After Wardenclyffe closed, Tesla continued to write to Morgan; after the death of the “great man,” Tesla wrote to Morgan”s son, Jack, to try to obtain additional funds for the project. In 1906, Tesla opened offices at 165 Broadway in Manhattan, trying to raise additional funds by developing and marketing his patents. He then had offices in the Metropolitan Life Tower from 1910 to 1914. He rented the Woolworth Building for a few months, but moved because he could not afford the rent to 8 West 40th Street from 1915 to 1925. After moving to 8 West 40th Street, he went bankrupt: most of his patents had expired and he had difficulties with the new inventions he was trying to develop.
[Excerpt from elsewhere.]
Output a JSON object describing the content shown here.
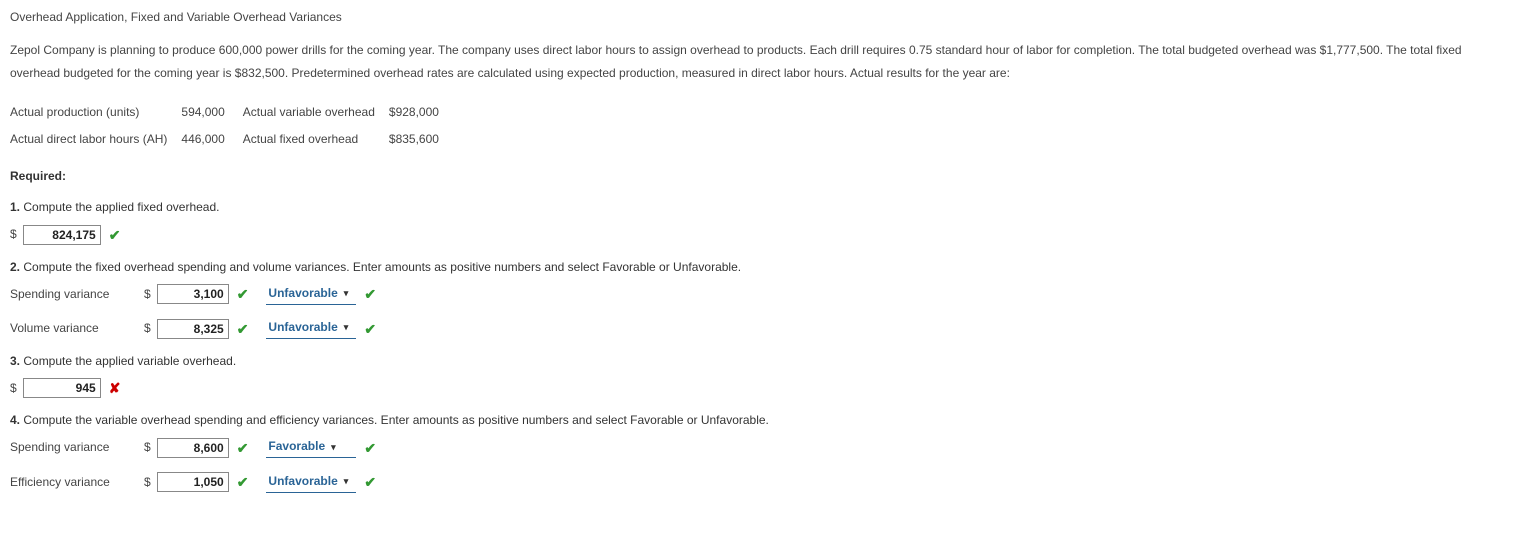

On his 50th birthday in 1906, Tesla demonstrated a 200 horsepower (150 kilowatt) vaneless turbine at 16,000 rpm. In 1910-1911, at the Waterside Power Station in New York, several of his vaneless turbine engines were tested at 100 to 5,000 hp. Tesla worked with several companies, including from 1919 to 1922 in Milwaukee for Allis-Chalmers. A lack of interest from industry prevented the technical problems from being overcome and Tesla”s invention was never turned into a practical device. Tesla licensed the idea to a precision instrument company and it was eventually used in the form of luxury car speedometers and other instruments.

When World War I broke out, the British cut the transatlantic telegraph cable connecting the United States and Germany in order to control the flow of information between the two countries. They also attempted to cut off German wireless communications to and from the United States by having the American company Marconi sue the German radio company Telefunken for patent infringement. Telefunken called physicists Jonathan Zenneck and Karl Ferdinand Braun to defend itself, and hired Tesla as a witness for two years at $1,000 a month. The case stalled and became moot when the United States entered the war against Germany in 1917.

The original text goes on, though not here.